Bereits seit „Moped-Zeiten“ vom Schrauber-Fieber infiziert und in diesem Alter permanent von Ideen/Vorstellungen zum Thema Motorrad heimgesucht, die bei weitem nicht den finanziellen Möglichkeiten entsprachen, musste sich bis 1984 bereits so manches Zweirad (von Jawa bis Zündapp) meinem Tatendrang beugen.

 

In diesem Jahr entdeckte ich dann bei einem befreundeten Leidensgenossen die sterblichen Überreste einer TX welche er eingetauscht hatte. Der Zustand war  erbärmlich, es gab praktisch nichts was nicht zerrissen, verbogen, verdellt oder mit Sprühdose lackiert war; Lenker und Sitzbank waren bereits dem restlichen Zustand entsprechend fachgerecht durch Fremdteile ersetzt.

 

Trotzdem kam mir bei diesem Anblick sofort der eine oder andere Testbericht sowie das Foto von der Cover-Rückseite der Zeitschrift MOTORRAD in den Sinn.
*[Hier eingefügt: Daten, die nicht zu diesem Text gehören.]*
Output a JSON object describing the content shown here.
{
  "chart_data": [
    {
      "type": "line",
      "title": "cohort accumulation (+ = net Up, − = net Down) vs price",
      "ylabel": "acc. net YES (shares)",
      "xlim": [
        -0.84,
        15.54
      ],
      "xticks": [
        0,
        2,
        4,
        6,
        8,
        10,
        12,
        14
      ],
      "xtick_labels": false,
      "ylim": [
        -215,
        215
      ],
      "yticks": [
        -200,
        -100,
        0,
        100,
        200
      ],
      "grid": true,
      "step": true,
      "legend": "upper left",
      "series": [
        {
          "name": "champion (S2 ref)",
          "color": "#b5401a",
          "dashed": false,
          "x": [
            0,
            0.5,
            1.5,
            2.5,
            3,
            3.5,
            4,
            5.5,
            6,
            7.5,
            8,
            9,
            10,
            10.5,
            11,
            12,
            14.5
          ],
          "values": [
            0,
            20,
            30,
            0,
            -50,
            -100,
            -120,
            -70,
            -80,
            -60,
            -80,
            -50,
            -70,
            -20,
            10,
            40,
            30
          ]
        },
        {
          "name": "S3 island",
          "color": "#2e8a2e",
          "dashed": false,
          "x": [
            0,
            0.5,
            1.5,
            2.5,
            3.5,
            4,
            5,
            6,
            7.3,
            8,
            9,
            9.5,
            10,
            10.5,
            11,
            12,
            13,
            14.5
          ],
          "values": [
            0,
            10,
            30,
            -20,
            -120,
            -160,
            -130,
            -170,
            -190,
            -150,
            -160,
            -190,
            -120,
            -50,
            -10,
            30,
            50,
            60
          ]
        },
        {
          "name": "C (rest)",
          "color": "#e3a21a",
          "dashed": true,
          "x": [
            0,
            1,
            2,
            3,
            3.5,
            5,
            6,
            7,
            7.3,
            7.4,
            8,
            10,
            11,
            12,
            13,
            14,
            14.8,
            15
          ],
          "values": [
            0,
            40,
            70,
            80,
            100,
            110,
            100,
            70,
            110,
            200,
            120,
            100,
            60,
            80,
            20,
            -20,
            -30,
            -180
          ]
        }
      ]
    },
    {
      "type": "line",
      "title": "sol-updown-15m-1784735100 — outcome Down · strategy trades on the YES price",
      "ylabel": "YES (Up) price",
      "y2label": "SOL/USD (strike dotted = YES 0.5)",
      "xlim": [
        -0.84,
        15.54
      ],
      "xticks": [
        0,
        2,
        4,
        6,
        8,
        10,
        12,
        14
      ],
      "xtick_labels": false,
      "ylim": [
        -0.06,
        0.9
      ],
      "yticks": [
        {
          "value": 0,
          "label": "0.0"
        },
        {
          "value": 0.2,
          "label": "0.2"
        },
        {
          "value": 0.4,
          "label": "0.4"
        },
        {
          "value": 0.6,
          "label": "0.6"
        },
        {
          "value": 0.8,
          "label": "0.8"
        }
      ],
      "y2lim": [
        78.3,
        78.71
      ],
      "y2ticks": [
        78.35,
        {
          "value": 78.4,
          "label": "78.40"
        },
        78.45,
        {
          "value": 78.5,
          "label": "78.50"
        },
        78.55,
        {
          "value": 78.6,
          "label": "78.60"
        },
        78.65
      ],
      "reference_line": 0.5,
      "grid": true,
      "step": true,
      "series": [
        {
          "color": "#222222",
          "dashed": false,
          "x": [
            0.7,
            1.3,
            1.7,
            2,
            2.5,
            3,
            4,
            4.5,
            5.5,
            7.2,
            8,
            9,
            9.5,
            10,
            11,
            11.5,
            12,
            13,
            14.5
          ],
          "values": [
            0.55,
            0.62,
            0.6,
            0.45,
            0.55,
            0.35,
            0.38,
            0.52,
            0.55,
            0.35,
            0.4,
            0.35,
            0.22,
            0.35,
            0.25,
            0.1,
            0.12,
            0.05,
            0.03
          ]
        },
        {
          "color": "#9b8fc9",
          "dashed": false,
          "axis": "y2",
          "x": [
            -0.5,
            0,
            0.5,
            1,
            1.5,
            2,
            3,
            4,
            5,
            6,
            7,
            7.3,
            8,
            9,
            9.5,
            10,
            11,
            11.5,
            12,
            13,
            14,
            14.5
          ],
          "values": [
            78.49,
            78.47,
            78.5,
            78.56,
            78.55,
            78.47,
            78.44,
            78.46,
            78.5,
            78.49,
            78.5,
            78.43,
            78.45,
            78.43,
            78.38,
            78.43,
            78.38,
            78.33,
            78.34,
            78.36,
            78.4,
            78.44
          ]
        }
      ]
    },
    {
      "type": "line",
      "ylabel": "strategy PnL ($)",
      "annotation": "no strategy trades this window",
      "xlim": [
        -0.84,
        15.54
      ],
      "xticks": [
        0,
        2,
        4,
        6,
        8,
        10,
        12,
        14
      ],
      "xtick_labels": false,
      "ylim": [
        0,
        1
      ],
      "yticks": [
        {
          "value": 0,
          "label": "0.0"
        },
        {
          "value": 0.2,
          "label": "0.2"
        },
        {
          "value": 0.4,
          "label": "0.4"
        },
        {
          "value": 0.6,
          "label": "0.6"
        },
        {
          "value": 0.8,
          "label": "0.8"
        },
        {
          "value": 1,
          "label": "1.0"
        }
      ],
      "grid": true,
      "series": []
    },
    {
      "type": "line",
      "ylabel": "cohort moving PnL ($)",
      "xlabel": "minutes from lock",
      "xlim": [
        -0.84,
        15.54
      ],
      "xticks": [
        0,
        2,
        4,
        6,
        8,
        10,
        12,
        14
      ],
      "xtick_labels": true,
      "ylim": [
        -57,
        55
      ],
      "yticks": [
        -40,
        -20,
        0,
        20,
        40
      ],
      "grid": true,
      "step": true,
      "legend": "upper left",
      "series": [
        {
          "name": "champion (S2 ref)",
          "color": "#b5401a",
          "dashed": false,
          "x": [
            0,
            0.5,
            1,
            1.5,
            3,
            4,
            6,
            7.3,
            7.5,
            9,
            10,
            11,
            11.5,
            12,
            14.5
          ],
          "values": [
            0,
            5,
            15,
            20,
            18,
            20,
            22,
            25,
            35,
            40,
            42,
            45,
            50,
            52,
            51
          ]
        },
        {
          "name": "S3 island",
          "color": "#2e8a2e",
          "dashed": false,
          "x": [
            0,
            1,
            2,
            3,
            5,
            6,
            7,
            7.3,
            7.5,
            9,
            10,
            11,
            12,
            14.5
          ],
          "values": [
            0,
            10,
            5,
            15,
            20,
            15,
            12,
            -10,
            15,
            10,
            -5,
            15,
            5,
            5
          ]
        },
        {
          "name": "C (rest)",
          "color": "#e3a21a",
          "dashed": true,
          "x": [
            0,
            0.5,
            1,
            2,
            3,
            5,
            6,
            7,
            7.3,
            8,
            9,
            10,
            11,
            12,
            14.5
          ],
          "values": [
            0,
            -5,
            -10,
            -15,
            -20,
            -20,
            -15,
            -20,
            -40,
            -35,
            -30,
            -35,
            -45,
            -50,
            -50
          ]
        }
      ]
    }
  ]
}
Mit diesen Gedanken gab es dann schon auch Positives - denn das Ding war ja immerhin „schiebebereit“ und es gab eine große Kiste Ersatzteile, die zwar allesamt nicht mehr zu zu gebrauchen waren aber immerhin die Schwachstellen des Triebwerks gnadenlos aufdeckten (mehrere gefressene Nockenwellen samt Lagerböcken, eingelaufene Lagerschalen und Ölpumpen, blaue Pleuel ...).

 

Wenige Tage später konnte ich den angeschlagener Stier erwerben und so stand er nun neben meinen Kawas, einer KH250 für die Straße und einem KX250 Crosser, in der Garage.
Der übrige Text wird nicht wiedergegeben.